Тропа, ведущая никуда.
Искрящие провода.
Землеройки.
Даже фонарь и тот
по ночам мигал
морзянкой:
точка-тире, тире —
кого-то звал.
Но кроме меня
никто фонаря
не видел.

…Ночью
было не до сна.
Я выходил.
Вся в вате, луна
лежала на дне
ящика со звёздами —
но разве кто-то
слышал как
они бренчат?

Один в поле, я
смотрел на свой дом.
В темноте мне
казалось, в окне,
кто-то есть
(и разливает чай)
— но кто? Ведь я
был здесь.
…Наверное, так
я хотел влезть
в чью-то шкуру.
Но я ошибался,
ведь этот кто-то
мог и не знать,
что мы существуем.

Оставалось — что?
найти слова и
рассказать всё.
Пусть увидит.
Пусть запомнит.
Кто мы? Что у нас?
— вот удивится!
Как щелкают
эти семечки
— словечки.

 

* * *

ворона прыгает с одной
тяжёлой ветки на другую —
здесь что-то кончилось со мной,
а я живу и в ус не дую,
небытия сухой снежок
ещё сдувая вместо пыли,
— так по ночам стучит движок,
который вырубить забыли

 

* * *

качается домик
на белой воде
бульварного неба —
а может, нигде
— качается
между бульваров
москва (давно
опустели москвы
рукава) — одна
по привычке
дворняга нужду
справляет в её
позабытом углу
(мелькает как облако
жизнь в голове)
— и дальше бежит
по небесной
москве

 

* * *

как лыжник, идущий по снегу во тьму,
держу на уме, что не видно ему —
всё дальше уходит по лесу лыжня,
всё больше того, что в уме у меня;
сосна, как положено древу, скрипит
в ночи на морозе, который сердит;
и лыжник выходит из леса к реке
(я вижу цветные огни вдалеке)
— спускается вниз, и скрипит языка
большая, как память, ночная река

 

* * *

поэзия растёт из ничего —
возьмем картину, что
висит против окна,
точнее, момент, когда
на стене появляется тень
от дерева, что растёт
за окном —

картина неизменна, хотя
нарисованная река
течет — а тени, наоборот,
то видны, то нет
(в зависимости от облаков)
и мало-помалу
наплывают на реку

неподвижна одна
стена, но поскольку она
никому не видна,
(с тем, что на ней) — стихи
о движении/покое,
объекте/субъекте,
искусстве и жизни
(не говоря об окне)
так и останутся не-
написанными

 

джема аль-фна

«Спутник находится в мёртвой зоне…
…………находится в мёртвой зоне…»

Марракеш!
Розовые десны старого города.
Белые спутниковые тарелки
зря сканируют небо —
ни дождя, ни фильма небо им не покажет.
Погасла черная теле-кааба.
И город под вечер идет на площадь.

Головы. Головы.
Головы. Головы. Головы.
Голос на башне хрипит и стонет.
Все на молитву! но голос никто не слышит.
Сотни рук выстукивают барабаны.
Сотни губ вытягивают флейты.
Сотни ртов выкрикивают слова —
и площадь затягивает меня в воронку.

«Что бы вы хотели, мсье?»
слышу возбуждённый шёпот.
«Qu’est-ce que vous voulez?» —
Я отмахиваюсь:
«Не хочу смотреть гробницы Саадитов».
«Не хочу слушать сказки тысячи и одной ночи».
«Не хочу пробовать печень хамелеона».
«Ни будущее, ни прошлое менять не желаю».
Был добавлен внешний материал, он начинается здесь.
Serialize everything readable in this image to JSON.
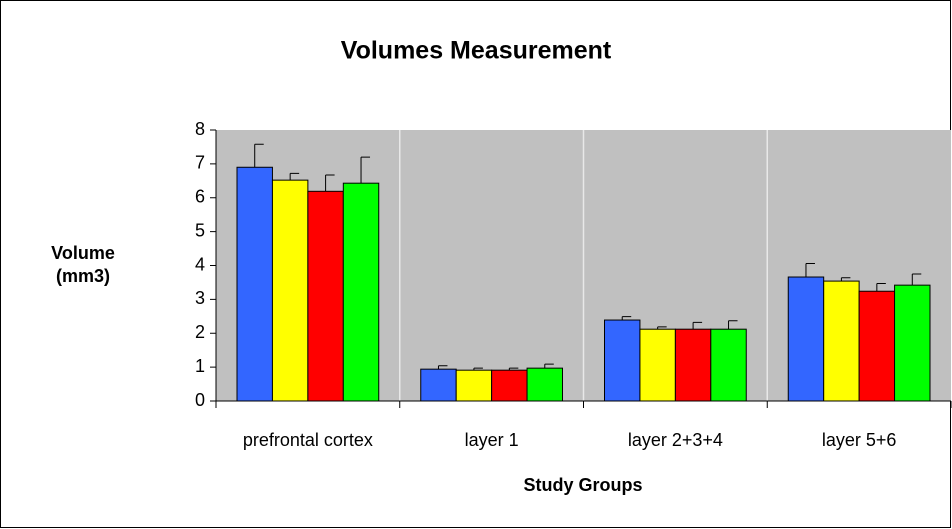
{
  "chart_data": {
    "type": "bar",
    "title": "Volumes Measurement",
    "xlabel": "Study Groups",
    "ylabel": [
      "Volume",
      "(mm3)"
    ],
    "categories": [
      "prefrontal cortex",
      "layer 1",
      "layer 2+3+4",
      "layer 5+6"
    ],
    "series": [
      {
        "color": "#3366ff",
        "values": [
          6.9,
          0.94,
          2.39,
          3.66
        ],
        "errors": [
          0.68,
          0.1,
          0.1,
          0.4
        ]
      },
      {
        "color": "#ffff00",
        "values": [
          6.52,
          0.91,
          2.12,
          3.54
        ],
        "errors": [
          0.2,
          0.06,
          0.07,
          0.1
        ]
      },
      {
        "color": "#ff0000",
        "values": [
          6.19,
          0.91,
          2.12,
          3.24
        ],
        "errors": [
          0.48,
          0.06,
          0.2,
          0.23
        ]
      },
      {
        "color": "#00ff00",
        "values": [
          6.43,
          0.97,
          2.12,
          3.42
        ],
        "errors": [
          0.77,
          0.12,
          0.25,
          0.33
        ]
      }
    ],
    "ylim": [
      0,
      8
    ],
    "yticks": [
      0,
      1,
      2,
      3,
      4,
      5,
      6,
      7,
      8
    ],
    "grid": true
  }
}
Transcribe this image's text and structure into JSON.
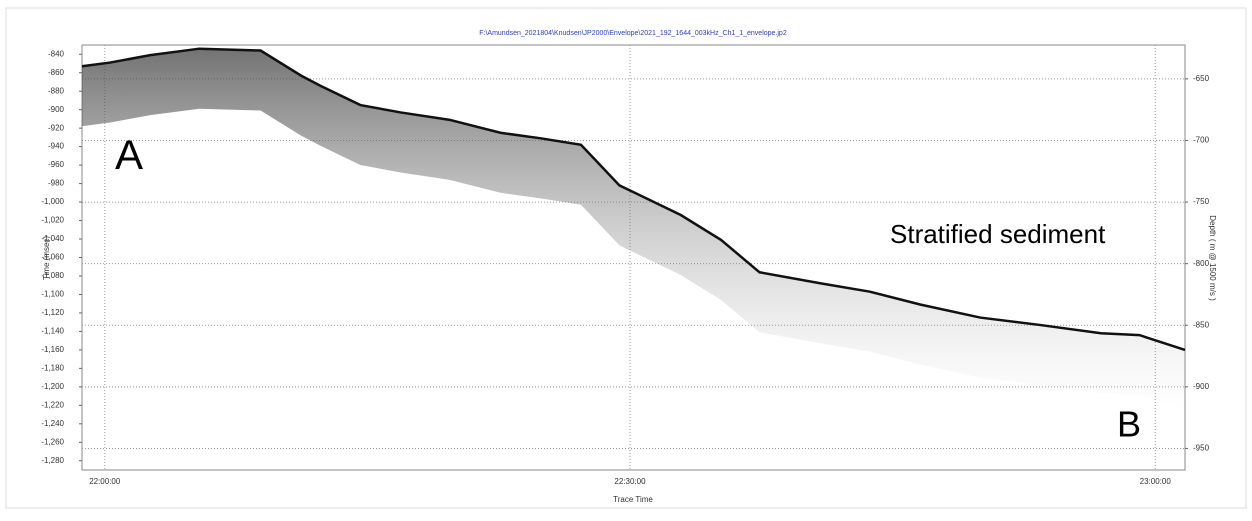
{
  "chart_data": {
    "type": "line",
    "title": "F:\\Amundsen_2021804\\Knudsen\\JP2000\\Envelope\\2021_192_1644_003kHz_Ch1_1_envelope.jp2",
    "x_label": "Trace Time",
    "y_label": "Time (msec)",
    "y2_label": "Depth ( m @ 1500 m/s )",
    "annotations": [
      "A",
      "B",
      "Stratified sediment"
    ],
    "xlim": [
      1318.7,
      1381.7
    ],
    "xticks": [
      {
        "value": 1320,
        "label": "22:00:00"
      },
      {
        "value": 1350,
        "label": "22:30:00"
      },
      {
        "value": 1380,
        "label": "23:00:00"
      }
    ],
    "ylim": [
      -1290,
      -830
    ],
    "yticks": [
      -840,
      -860,
      -880,
      -900,
      -920,
      -940,
      -960,
      -980,
      {
        "value": -1000,
        "label": "-1,000"
      },
      {
        "value": -1020,
        "label": "-1,020"
      },
      {
        "value": -1040,
        "label": "-1,040"
      },
      {
        "value": -1060,
        "label": "-1,060"
      },
      {
        "value": -1080,
        "label": "-1,080"
      },
      {
        "value": -1100,
        "label": "-1,100"
      },
      {
        "value": -1120,
        "label": "-1,120"
      },
      {
        "value": -1140,
        "label": "-1,140"
      },
      {
        "value": -1160,
        "label": "-1,160"
      },
      {
        "value": -1180,
        "label": "-1,180"
      },
      {
        "value": -1200,
        "label": "-1,200"
      },
      {
        "value": -1220,
        "label": "-1,220"
      },
      {
        "value": -1240,
        "label": "-1,240"
      },
      {
        "value": -1260,
        "label": "-1,260"
      },
      {
        "value": -1280,
        "label": "-1,280"
      }
    ],
    "y2lim": [
      -967.5,
      -622.5
    ],
    "y2ticks": [
      -650,
      -700,
      -750,
      -800,
      -850,
      -900,
      -950
    ],
    "grid": true,
    "series": [
      {
        "color": "#111111",
        "x": [
          1318.7,
          1320.3,
          1322.6,
          1325.4,
          1328.9,
          1331.2,
          1332.3,
          1334.6,
          1336.9,
          1339.7,
          1342.6,
          1344.9,
          1347.2,
          1349.4,
          1352.9,
          1355.2,
          1357.4,
          1360.9,
          1363.7,
          1366.6,
          1370.0,
          1373.4,
          1376.9,
          1379.1,
          1381.7
        ],
        "values": [
          -853,
          -849,
          -841,
          -834,
          -836,
          -863,
          -874,
          -895,
          -903,
          -911,
          -925,
          -931,
          -938,
          -982,
          -1014,
          -1041,
          -1076,
          -1088,
          -1097,
          -1111,
          -1125,
          -1133,
          -1142,
          -1144,
          -1160
        ]
      }
    ]
  }
}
«Так что бы вы хотели, мсье?» —
не унимается тип в полосатой джеллабе.

«Можешь мне вернуть “я”?» — спрашиваю.
«Нет ничего проще, мсье!»
Он покорно опускает веки —
виден лиловый узор, которым они покрыты.
«Идем до квартала двойников.
Тому, кто твой, положишь руки
на темя — так, смотри».
Грязные ладони складываются «лодочкой».
«И все?» — «Все». Улыбаясь, он
обнажает кривые белые резцы.
«Combien? — Сколько?» — «Сколько
Аллах подскажет сердцу».

Широкая, как жизнь, площадь
стекает в адские трещины улиц.
Утроба города урчит и чавкает.
В темноте на прилавках
все сокровища мира. Но где
полосатый балахон?
Еле успеваю за провожатым.

«Пришли!»
Под коврами, в шерстяном капюшоне
некто уставился в пустой телевизор —
рядом на ступеньке чай, лепешка.
Он подталкивает: «Пора, друг».
Замирая, складываю руки, и —
…………………………………
…………………………………

«Я — продавец мяты, сижу в малиновой феске!»
«Я — погонщик мула, стоптанные штиблеты!»
«Я — мул, таскаю на спине газовые баллоны!»
«Я — жестянщик, в моих котлах лучший кускус мира!»
«Я — кускус, меня можно есть одними губами!»
«Я — ткач, мои джеллабы легче воздуха!»
«Я — воздух, пахну хлебом и мокрой глиной!»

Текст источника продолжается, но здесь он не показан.